To use EfficientNet in the same way as ResNet-50 + PatchCore, just swap the backbone and pick an appropriate intermediate feature map. The steps are identical:

  1. Backbone Selection & Freezing
    – Choose an EfficientNet variant (e.g. B4 or B5) pretrained on ImageNet.
    – Remove (or ignore) the final classification head and freeze all weights.

  2. Feature-Map Extraction
    – Identify a mid-level block whose spatial resolution is neither too coarse nor too fine (e.g. the output of MBConv block 4 or 5).
    – Pass each input image through EfficientNet and take that block’s tensor of shape $$[C,H,W]$$.

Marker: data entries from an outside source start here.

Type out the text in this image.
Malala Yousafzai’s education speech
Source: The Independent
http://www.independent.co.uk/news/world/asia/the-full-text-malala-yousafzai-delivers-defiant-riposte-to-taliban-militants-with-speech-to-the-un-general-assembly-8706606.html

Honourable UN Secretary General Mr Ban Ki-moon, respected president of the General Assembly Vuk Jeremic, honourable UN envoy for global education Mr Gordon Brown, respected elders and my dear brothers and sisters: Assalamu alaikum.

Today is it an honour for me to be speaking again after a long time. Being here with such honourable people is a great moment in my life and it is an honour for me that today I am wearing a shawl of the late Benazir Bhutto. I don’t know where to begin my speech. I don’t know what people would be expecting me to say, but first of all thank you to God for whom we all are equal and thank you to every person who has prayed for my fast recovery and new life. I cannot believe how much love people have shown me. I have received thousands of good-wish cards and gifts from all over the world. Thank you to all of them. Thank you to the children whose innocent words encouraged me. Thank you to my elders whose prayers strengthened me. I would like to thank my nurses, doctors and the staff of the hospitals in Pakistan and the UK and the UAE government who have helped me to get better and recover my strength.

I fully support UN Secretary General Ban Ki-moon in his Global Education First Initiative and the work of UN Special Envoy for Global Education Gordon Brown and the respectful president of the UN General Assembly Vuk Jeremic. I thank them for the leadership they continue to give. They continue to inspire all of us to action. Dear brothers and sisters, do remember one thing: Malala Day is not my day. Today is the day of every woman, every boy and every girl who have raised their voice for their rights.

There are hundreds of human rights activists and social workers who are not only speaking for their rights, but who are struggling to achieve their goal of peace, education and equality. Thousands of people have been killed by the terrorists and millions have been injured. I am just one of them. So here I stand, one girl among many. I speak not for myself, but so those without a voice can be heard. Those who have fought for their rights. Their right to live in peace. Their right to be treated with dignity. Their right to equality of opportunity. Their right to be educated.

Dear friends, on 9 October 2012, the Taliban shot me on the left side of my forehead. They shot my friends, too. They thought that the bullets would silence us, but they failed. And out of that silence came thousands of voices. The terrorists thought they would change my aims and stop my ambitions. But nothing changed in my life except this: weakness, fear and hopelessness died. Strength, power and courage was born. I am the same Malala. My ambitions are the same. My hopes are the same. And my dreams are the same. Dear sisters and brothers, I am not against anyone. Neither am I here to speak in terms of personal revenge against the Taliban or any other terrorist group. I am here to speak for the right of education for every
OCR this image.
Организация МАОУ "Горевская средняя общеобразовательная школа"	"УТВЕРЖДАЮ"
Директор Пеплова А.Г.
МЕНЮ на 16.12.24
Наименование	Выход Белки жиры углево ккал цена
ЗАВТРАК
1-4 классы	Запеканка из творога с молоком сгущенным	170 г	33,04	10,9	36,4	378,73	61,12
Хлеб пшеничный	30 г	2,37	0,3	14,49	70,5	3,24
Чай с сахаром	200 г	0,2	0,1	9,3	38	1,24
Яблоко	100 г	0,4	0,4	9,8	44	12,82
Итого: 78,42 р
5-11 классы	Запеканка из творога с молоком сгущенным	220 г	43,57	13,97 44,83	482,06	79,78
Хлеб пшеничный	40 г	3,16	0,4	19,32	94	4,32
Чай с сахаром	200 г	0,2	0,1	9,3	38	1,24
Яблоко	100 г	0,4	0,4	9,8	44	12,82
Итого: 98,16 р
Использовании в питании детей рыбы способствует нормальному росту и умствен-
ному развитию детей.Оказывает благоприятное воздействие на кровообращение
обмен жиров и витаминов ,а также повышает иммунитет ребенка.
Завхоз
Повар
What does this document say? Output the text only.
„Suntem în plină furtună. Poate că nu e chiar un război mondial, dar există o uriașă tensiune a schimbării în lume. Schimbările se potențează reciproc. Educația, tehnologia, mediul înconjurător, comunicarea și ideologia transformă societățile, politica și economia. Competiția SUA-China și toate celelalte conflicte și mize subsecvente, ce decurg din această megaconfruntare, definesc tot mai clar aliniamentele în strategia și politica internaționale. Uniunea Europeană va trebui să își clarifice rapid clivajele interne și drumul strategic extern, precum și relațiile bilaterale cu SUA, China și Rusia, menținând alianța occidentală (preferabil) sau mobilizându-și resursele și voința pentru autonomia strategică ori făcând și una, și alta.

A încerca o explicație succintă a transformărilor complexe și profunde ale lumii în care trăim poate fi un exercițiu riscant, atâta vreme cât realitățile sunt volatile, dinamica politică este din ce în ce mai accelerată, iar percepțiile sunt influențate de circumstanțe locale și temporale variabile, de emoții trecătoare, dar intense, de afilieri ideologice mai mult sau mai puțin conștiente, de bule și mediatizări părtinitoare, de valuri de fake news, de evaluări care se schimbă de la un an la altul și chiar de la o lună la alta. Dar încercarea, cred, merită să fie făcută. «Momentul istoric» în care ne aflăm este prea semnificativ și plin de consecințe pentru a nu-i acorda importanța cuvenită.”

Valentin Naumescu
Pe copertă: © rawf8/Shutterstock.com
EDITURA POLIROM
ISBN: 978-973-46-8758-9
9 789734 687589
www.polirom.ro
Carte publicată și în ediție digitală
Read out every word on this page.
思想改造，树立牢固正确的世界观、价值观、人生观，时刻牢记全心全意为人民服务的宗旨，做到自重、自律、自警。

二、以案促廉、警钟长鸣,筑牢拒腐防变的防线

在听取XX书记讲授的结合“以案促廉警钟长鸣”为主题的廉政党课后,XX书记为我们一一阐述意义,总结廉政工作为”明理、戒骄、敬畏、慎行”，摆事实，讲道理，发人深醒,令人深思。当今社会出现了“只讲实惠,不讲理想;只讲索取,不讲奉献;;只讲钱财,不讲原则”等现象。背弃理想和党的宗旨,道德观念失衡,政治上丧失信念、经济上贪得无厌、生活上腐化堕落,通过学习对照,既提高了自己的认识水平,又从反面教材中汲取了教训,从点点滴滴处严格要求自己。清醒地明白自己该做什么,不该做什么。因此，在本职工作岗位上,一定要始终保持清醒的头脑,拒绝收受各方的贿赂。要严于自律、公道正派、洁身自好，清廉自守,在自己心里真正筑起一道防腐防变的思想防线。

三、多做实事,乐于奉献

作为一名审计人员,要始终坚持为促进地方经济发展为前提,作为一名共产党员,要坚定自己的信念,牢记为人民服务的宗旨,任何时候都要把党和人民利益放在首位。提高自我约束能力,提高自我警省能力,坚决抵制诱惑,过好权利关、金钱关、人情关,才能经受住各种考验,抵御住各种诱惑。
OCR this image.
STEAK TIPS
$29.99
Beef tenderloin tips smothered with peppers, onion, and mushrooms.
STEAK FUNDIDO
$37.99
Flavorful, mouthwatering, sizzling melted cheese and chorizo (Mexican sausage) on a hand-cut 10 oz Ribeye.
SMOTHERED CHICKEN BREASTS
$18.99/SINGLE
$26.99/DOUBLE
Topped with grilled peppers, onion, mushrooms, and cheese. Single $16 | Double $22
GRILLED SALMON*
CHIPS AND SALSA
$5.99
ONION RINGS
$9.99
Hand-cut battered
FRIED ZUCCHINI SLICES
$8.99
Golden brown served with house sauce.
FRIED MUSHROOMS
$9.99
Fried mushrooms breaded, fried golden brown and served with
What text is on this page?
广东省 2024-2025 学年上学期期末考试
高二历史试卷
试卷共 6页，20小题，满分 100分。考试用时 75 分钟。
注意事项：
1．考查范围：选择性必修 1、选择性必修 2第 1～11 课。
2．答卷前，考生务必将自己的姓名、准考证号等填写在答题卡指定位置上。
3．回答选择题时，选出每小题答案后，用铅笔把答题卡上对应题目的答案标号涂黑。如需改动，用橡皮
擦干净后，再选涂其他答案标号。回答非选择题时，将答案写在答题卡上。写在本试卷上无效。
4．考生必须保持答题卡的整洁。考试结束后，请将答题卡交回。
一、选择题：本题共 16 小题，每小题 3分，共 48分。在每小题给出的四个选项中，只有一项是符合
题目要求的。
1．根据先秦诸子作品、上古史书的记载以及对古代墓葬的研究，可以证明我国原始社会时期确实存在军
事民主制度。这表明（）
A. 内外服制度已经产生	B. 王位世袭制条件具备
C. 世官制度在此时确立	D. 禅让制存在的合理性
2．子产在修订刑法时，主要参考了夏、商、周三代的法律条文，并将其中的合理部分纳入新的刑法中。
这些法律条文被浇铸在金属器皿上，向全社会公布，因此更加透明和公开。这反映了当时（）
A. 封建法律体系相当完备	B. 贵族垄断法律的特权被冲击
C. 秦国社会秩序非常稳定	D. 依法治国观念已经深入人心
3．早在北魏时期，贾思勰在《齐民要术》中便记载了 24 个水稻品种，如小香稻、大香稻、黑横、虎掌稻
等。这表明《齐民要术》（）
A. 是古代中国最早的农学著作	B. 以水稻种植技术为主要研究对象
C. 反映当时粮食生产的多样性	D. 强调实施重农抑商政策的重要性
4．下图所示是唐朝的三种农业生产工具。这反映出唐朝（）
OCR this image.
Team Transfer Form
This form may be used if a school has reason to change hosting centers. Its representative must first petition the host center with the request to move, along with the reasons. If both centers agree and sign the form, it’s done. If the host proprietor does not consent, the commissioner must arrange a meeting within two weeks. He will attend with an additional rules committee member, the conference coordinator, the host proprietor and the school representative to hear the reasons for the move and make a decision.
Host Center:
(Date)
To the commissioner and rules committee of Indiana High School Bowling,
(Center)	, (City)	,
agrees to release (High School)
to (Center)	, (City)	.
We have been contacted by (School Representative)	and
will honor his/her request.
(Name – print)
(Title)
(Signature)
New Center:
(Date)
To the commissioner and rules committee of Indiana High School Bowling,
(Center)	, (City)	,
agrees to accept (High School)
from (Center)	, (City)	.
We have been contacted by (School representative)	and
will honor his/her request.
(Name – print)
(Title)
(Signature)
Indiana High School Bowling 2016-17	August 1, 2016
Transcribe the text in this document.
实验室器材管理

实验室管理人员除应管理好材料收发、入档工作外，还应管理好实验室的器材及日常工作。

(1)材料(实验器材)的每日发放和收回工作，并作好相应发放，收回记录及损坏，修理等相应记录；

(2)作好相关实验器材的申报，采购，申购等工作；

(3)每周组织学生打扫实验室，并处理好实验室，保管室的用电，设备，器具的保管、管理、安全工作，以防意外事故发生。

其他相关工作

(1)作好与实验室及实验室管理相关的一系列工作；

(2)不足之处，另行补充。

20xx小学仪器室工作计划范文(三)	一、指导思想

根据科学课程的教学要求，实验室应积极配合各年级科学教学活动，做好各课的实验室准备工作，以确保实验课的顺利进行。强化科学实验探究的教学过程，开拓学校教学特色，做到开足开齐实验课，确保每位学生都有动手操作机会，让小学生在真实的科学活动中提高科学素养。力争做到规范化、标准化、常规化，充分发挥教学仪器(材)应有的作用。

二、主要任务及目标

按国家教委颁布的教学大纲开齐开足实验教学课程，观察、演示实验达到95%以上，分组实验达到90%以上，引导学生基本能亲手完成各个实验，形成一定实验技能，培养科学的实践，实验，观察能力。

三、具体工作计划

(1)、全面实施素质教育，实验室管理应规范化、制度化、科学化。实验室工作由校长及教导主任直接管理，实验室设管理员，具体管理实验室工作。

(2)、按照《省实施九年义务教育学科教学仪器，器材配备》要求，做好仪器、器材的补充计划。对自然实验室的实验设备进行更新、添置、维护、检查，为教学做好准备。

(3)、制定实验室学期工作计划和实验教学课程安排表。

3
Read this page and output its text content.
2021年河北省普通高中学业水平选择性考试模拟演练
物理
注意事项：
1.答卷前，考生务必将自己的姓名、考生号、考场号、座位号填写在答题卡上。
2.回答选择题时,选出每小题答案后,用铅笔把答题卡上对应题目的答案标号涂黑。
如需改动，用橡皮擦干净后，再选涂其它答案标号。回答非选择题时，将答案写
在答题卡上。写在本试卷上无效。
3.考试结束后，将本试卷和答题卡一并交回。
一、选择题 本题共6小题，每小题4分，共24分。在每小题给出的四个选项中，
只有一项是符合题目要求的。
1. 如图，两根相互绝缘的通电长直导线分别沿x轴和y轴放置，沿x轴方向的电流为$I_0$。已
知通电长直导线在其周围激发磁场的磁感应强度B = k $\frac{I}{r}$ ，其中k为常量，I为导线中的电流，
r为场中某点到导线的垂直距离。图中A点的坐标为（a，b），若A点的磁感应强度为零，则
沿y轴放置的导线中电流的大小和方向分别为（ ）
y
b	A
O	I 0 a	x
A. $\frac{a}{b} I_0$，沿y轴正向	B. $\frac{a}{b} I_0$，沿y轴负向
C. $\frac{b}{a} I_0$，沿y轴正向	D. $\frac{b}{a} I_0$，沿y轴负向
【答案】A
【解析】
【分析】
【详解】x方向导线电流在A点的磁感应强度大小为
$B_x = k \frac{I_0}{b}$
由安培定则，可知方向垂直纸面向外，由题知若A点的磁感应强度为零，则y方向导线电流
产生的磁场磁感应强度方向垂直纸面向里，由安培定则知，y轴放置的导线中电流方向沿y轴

  3. Flatten into Patch Embeddings
    – For each spatial location $$(i,j)$$, flatten the $$C$$-dim vector into a patch embedding.
    – Collect all embeddings from your normal training images into a large memory bank.

  4. Memory Bank & k-NN Detector
    – Fit a k-NN model (PatchCore) on the normal patch embeddings.
    – At test time, extract patch embeddings from new images and compute the Euclidean (or cosine) distance to nearest neighbors in the memory bank.
    – That distance is your anomaly score per patch.

  5. Anomaly Map & Segmentation
    – Reshape the patch scores into an $$[H,W]$$ map.
    – Upsample to the original image resolution (bilinear) and apply a threshold or morphological filtering to segment abnormal regions.

Because EfficientNet’s inverted-bottleneck blocks are more parameter-efficient, you often get similar or better detection accuracy with lower FLOPs than ResNet-50—while the overall PatchCore workflow remains unchanged.